Owing mainly to a defunct real estate development in northern Idaho under foreclosure and a decision to plow $47 million into a reserve to provision for loan losses, Glacier Bancorp, Inc. reported a $1.5 million-net loss for the third quarter.
The loss marks a significant decrease of $14.316 million, or 112 percent, from the $12.785 million net income reported for the third quarter in 2008. Glacier Bancorp’s earnings for the year were $24.9 million as of Sept. 30, marking a $23.743-million decrease from the same time last year, or 49 percent, according to a release by the company.
Founded in 1955 and headquartered in Kalispell, Glacier Bancorp operates in six states throughout the West with total assets of $5.7 billion. In Montana, its subsidiaries include Glacier Bank of Kalispell, First Security Bank of Missoula, Valley Bank of Helena, Big Sky Western Bank of Bozeman, Western Security Bank of Billings and First Bank of Montana in Lewistown.
In an Oct. 16 conference call, Michael J. Blodnick, Glacier Bancorp’s president and CEO, said the main reason for the loss was the decision to put $47 million into the allowance for loan and lease losses (ALLL), which is money set aside in case loans aren’t repaid, bringing that allowance to $88 million for the year – compared to a $16.3 million-ALLL for the first nine months of last year.
“As we have been saying throughout this year, we want to make sure the ALLL is adequate to handle all our credit issues,” Blodnick said on the call.
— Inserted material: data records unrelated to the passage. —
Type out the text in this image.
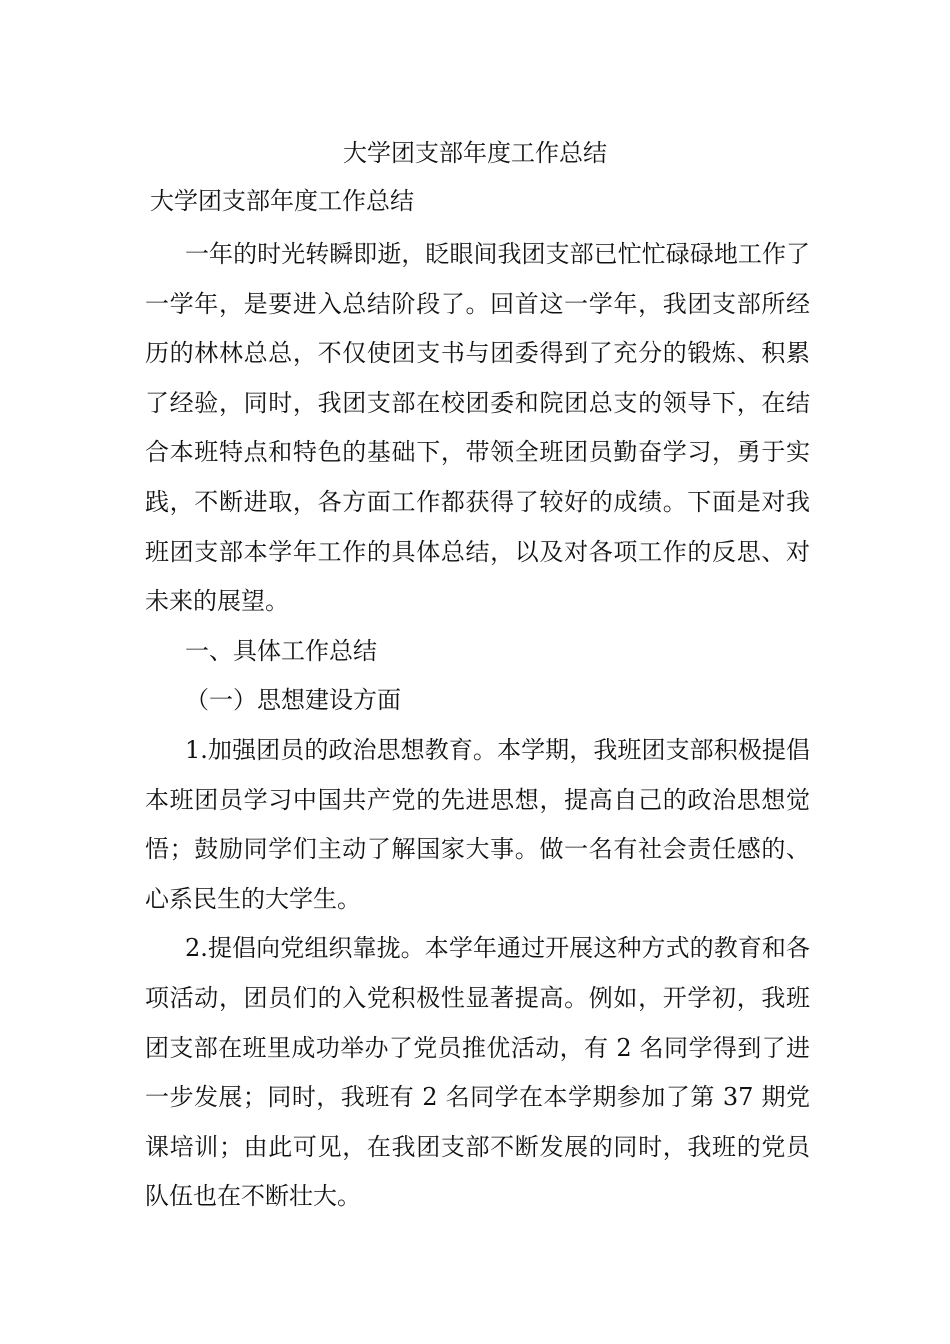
大学团支部年度工作总结
大学团支部年度工作总结

一年的时光转瞬即逝，眨眼间我团支部已忙忙碌碌地工作了一学年，是要进入总结阶段了。回首这一学年，我团支部所经历的林林总总，不仅使团支书与团委得到了充分的锻炼、积累了经验，同时，我团支部在校团委和院团总支的领导下，在结合本班特点和特色的基础下，带领全班团员勤奋学习，勇于实践，不断进取，各方面工作都获得了较好的成绩。下面是对我班团支部本学年工作的具体总结，以及对各项工作的反思、对未来的展望。

一、具体工作总结

（一）思想建设方面

1.加强团员的政治思想教育。本学期，我班团支部积极提倡本班团员学习中国共产党的先进思想，提高自己的政治思想觉悟；鼓励同学们主动了解国家大事。做一名有社会责任感的、心系民生的大学生。

2.提倡向党组织靠拢。本学年通过开展这种方式的教育和各项活动，团员们的入党积极性显著提高。例如，开学初，我班团支部在班里成功举办了党员推优活动，有 2 名同学得到了进一步发展；同时，我班有 2 名同学在本学期参加了第 37 期党课培训；由此可见，在我团支部不断发展的同时，我班的党员队伍也在不断壮大。
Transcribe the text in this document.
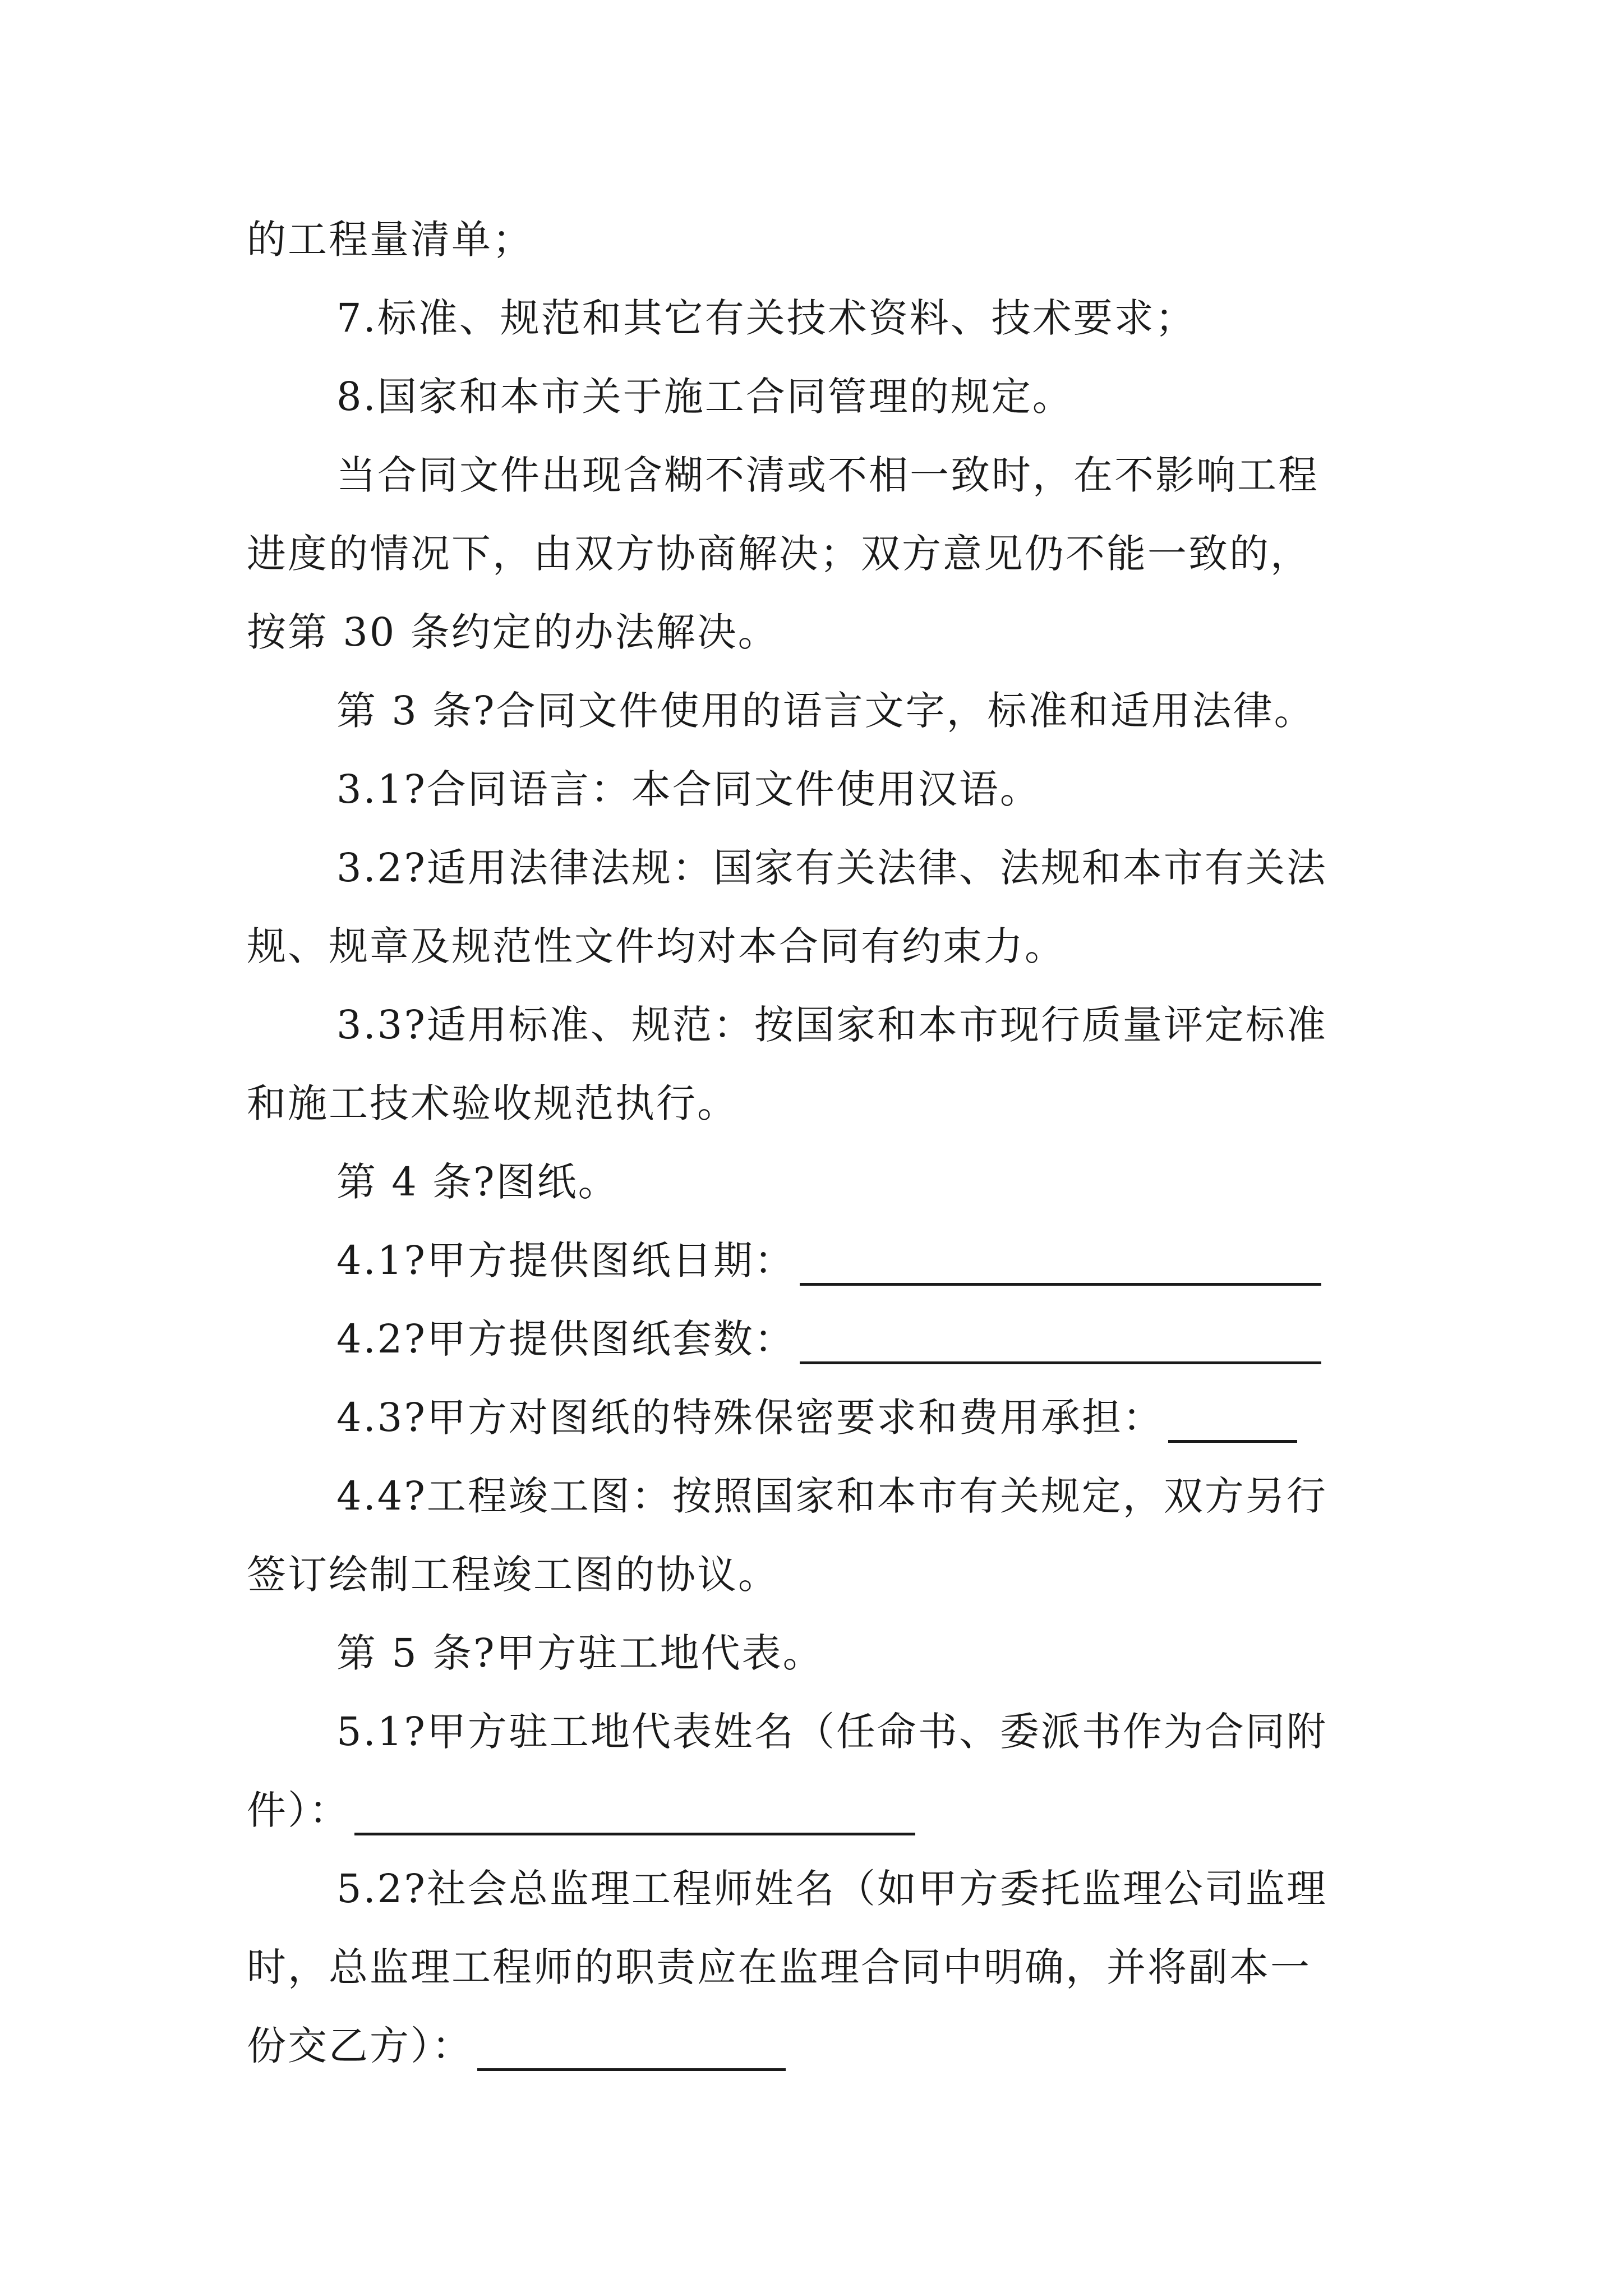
的工程量清单；
7.标准、规范和其它有关技术资料、技术要求；
8.国家和本市关于施工合同管理的规定。
当合同文件出现含糊不清或不相一致时，在不影响工程
进度的情况下，由双方协商解决；双方意见仍不能一致的，
按第 30 条约定的办法解决。
第 3 条?合同文件使用的语言文字，标准和适用法律。
3.1?合同语言：本合同文件使用汉语。
3.2?适用法律法规：国家有关法律、法规和本市有关法
规、规章及规范性文件均对本合同有约束力。
3.3?适用标准、规范：按国家和本市现行质量评定标准
和施工技术验收规范执行。
第 4 条?图纸。
4.1?甲方提供图纸日期：
4.2?甲方提供图纸套数：
4.3?甲方对图纸的特殊保密要求和费用承担：
4.4?工程竣工图：按照国家和本市有关规定，双方另行
签订绘制工程竣工图的协议。
第 5 条?甲方驻工地代表。
5.1?甲方驻工地代表姓名（任命书、委派书作为合同附
件）：
5.2?社会总监理工程师姓名（如甲方委托监理公司监理
时，总监理工程师的职责应在监理合同中明确，并将副本一
份交乙方）：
“Charge-offs,” or loans no longer expected to be repaid, rose significantly for Glacier Bancorp in the third quarter, from what is usually between $10 million and $12 million per quarter to more than $19 million. As a result, Blodnick said, beefing up Glacier Bancorp’s ALLL greatly improved its ability to deal with that bad debt, noting that the additional $47 million allowed it to cover its net charge-offs 2.5 times over, making that allowance for loan loss more than 3.10 percent of all its loans.
In an interview with the Beacon, Blodnick said he planned to keep adding funds to the ALLL and could see it growing to around 4 percent of loans.
“We’re going to continue to build reserves,” Blodnick said. “We’ve got the earnings to do it.”
Blodnick noted Glacier Bancorp’s operating income continues to be strong, with net interest income up 13 percent from last year, along with low interest rates that encouraged many bank customers to refinance mortgages. Many of Glacier Bancorp’s banks have also cut back on their overhead costs, he added.
The strongest Montana performers for Glacier Bancorp were those banks operating in areas that did not experience the development boom of the last several years, like those in Helena and Lewistown.
“We’ve got three banks in the state of Montana that are having all-time record years, because they don’t have some of the asset quality issues that they have to provision for,” Blodnick said. “They’ve been able to more than weather the slowdown.”
But the decline in real estate and development, and the accompanying drop-off in lending, continues to create issues for banks. Glacier Bancorp took a $7.5 million write-down on a north Idaho development Blodnick declined to name, because the property had been sold, he said. That development accounted for most of the $8.8 million in land development charged off or written down by Glacier in the third quarter.
“We would never have had a loss for the quarter if it wasn’t for that project in northern Idaho,” Blodnick said.
In the third quarter Glacier Bancorp also charged off $2.8 million in residential construction, $2.1 million in term residential loans and wrote off $1 million in home equity lines of credit.
“It continues to be a difficult operating environment for banks, and the uncertainty sways us to take a very conservative posture as the economy still faces some difficult hurdles,” Blodnick said on the conference call. “We are confident that our strong capital base is more than adequate to withstand the most difficult of scenarios.”